The Hızır II (or Hızır 2) was unveiled at the İDEF defence expo in August 2021. It features a redesigned exterior, two side doors instead of Hızır I's four-door design, increased crew capacity (up to fourteen occupants compared to nine in Hızır I) due to new face-to-face seating configuration in the passenger compartment, rear ramp in place of previous model's swing door, larger fuel tank, extended operational range and improved air conditioning system.

== Operators ==

- TUR: 57 Hızır 4x4 Ateş border patrol variants operated by Turkish Land Forces
- URY: 1 Hızır 4x4 Ateş procured in October 2021 to be used by the Uruguay Mechanized Infantry Unit under the United Nations Disengagement Observer Force mission.
- GAM: 20 Hızır 4x4 MRAPs ordered to be operated by Gambia Armed Forces.
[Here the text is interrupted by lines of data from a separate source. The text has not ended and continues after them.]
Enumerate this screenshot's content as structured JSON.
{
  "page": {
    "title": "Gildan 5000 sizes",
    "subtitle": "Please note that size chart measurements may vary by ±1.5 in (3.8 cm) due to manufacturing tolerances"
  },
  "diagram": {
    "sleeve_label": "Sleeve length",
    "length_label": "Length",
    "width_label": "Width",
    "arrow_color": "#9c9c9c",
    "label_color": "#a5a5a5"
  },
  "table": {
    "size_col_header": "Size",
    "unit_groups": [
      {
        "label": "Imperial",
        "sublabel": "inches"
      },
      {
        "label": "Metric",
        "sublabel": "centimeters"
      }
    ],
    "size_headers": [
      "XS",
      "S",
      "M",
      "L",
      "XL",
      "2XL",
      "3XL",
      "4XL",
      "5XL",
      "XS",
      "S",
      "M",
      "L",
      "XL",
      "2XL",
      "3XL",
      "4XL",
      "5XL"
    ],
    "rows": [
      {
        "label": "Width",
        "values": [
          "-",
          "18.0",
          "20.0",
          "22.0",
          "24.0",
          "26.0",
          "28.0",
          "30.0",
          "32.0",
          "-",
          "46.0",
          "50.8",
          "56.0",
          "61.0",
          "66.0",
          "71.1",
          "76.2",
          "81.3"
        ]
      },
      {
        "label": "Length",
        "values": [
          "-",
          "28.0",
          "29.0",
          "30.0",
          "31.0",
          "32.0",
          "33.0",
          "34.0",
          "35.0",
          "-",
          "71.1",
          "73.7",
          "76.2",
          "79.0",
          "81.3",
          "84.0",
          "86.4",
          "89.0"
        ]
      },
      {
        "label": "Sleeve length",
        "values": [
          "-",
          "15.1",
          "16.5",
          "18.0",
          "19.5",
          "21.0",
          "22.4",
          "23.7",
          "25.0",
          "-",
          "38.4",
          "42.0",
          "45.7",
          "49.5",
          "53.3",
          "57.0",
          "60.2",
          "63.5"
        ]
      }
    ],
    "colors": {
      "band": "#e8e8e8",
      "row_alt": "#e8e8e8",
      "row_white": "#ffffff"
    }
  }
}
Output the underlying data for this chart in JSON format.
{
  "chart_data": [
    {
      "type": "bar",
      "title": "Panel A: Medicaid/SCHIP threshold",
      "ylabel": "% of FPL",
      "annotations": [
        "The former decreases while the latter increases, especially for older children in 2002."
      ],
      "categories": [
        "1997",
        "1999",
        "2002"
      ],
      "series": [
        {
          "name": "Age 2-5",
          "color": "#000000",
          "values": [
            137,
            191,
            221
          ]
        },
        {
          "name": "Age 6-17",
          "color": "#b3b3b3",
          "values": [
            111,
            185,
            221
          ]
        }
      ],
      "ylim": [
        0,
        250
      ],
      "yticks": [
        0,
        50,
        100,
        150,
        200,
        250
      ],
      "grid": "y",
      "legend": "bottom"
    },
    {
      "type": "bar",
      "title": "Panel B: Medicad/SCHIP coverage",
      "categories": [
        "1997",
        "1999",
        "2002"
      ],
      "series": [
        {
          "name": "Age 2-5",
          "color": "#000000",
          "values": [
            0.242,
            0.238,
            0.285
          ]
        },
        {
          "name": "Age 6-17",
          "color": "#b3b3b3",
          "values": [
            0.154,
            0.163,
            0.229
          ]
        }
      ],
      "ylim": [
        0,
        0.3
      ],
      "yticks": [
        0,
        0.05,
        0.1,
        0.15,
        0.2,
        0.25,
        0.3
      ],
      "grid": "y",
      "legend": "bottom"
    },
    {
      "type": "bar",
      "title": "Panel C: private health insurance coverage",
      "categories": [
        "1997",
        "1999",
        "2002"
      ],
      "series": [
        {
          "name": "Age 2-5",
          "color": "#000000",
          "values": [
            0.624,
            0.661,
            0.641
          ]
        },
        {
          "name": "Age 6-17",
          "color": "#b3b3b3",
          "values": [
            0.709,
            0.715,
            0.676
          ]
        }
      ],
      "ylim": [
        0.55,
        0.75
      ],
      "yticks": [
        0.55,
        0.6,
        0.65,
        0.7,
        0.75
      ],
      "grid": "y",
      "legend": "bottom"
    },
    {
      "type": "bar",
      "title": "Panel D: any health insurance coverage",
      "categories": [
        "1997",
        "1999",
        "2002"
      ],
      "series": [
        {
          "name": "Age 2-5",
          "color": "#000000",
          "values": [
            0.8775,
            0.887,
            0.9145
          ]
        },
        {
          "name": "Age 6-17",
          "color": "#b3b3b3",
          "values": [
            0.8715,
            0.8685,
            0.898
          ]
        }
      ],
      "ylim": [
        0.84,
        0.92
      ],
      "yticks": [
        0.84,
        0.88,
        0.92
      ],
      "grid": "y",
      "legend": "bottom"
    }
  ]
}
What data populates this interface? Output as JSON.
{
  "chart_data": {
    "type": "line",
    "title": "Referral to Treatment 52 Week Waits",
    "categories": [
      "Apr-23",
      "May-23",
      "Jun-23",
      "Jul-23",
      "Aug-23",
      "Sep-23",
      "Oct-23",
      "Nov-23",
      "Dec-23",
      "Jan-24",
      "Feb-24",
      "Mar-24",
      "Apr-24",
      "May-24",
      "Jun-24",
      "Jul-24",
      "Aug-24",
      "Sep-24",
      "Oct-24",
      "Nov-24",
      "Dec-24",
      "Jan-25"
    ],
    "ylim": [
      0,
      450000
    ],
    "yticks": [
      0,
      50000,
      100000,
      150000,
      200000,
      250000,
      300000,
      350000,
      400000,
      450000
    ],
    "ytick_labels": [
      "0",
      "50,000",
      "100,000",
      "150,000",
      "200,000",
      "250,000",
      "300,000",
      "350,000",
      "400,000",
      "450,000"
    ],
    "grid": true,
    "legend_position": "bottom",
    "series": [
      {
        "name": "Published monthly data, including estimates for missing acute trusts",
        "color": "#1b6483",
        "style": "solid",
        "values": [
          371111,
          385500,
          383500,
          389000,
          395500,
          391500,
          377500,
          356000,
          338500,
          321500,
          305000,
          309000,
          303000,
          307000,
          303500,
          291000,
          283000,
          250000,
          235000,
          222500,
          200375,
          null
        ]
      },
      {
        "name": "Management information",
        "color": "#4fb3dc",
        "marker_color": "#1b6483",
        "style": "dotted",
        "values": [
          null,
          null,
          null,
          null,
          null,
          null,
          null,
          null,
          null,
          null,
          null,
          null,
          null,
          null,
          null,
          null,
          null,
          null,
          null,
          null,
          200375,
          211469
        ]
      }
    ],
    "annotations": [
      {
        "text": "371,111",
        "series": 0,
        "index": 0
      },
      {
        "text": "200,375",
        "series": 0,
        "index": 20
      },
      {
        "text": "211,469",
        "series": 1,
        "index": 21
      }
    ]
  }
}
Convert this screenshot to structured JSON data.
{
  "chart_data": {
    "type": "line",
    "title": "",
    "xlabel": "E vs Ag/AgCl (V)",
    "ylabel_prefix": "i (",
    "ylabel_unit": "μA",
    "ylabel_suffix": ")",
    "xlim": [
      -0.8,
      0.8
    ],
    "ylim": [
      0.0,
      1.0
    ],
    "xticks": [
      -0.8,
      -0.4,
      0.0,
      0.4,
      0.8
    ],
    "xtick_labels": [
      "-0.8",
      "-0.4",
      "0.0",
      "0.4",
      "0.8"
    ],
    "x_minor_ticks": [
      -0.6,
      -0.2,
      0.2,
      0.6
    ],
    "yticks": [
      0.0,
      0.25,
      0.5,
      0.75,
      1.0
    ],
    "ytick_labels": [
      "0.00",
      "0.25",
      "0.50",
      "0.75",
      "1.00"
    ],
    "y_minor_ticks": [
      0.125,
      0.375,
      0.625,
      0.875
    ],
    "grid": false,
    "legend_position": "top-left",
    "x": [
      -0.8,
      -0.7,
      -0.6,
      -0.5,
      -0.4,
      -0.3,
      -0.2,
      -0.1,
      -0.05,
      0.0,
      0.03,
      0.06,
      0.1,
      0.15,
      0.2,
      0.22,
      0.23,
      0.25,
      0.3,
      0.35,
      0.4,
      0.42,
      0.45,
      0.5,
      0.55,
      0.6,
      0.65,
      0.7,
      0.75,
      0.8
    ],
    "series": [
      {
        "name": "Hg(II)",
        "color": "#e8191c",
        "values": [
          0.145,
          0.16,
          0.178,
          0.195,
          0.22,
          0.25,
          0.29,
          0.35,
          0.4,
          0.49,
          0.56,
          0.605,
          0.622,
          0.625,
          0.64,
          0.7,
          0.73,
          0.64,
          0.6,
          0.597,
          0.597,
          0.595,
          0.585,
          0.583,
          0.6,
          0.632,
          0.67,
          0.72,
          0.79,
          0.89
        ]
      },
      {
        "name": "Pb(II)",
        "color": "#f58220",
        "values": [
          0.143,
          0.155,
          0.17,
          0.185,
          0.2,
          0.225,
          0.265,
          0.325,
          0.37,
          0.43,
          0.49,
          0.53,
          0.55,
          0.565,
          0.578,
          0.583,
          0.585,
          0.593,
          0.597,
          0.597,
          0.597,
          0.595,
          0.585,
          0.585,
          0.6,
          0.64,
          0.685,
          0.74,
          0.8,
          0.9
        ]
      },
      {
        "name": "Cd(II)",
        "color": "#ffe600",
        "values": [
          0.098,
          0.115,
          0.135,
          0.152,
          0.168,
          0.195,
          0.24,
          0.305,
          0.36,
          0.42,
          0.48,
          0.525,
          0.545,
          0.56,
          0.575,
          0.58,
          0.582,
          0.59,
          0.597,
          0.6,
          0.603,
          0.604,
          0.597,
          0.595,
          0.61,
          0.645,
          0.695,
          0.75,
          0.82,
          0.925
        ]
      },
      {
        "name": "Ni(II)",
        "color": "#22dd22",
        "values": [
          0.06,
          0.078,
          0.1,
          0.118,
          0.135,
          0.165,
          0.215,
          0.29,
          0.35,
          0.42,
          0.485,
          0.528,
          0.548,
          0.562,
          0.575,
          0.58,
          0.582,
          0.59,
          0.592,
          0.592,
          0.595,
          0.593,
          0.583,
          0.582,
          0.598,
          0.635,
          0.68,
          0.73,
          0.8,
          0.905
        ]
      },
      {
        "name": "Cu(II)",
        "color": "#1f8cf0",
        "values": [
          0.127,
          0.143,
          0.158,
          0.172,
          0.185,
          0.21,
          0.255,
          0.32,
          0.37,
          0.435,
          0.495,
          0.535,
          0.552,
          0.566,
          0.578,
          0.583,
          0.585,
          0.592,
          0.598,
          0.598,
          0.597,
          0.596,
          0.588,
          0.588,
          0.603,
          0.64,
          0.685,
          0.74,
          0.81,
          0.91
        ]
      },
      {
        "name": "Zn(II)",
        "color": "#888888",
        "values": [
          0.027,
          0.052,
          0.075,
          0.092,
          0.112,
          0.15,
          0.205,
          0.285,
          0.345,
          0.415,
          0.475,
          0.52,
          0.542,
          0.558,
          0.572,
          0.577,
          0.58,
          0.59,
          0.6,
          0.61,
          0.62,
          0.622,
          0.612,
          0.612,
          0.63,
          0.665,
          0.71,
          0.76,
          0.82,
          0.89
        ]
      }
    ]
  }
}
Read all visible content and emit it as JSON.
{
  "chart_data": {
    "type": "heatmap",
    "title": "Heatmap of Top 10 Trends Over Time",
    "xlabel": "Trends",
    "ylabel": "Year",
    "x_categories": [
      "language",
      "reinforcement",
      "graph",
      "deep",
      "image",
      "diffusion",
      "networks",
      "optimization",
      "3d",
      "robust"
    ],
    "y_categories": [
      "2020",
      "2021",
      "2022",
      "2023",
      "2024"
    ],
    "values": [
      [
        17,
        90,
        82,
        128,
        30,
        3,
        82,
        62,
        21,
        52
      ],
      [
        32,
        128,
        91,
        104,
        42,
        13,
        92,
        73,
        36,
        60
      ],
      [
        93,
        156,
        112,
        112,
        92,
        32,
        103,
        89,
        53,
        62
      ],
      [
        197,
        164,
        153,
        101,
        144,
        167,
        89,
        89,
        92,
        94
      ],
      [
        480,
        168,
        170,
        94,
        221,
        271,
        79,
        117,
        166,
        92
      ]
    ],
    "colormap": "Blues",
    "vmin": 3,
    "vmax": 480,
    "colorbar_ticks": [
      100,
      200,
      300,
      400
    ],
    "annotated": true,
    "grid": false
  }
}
Deliveries began in October 2022, with first few examples already accepted into service. Besides the 20 purchased vehicles the Turkish government donated 2 additional Hızır MRAPs to the Gambian Armed Forces in November 2022.
- RWA: Both Hızır MRAP and Ateş border patrol variants on order to be operated by Rwanda Defence Force.
- SEN: Hızır II variant in use, deliveries started in 2024.

=== Potential User ===
- UGA: While the sale was never officially announced, at least 15 such vehicles are rumored to be in possession of Uganda People's Defence Force after the company released a statement about exporting MRAPs to an unnamed "African customer" in July 2019 along with a photo of 15 Hızırs being loaded onto a ship, later followed by video emerging of at least a dozen Hızır 4x4 vehicles driving through the streets of Uganda in early 2021.

==Future operator==
- KEN: 118 Hızır 4x4 MRAPs ordered to be operated by Kenya Defence Forces.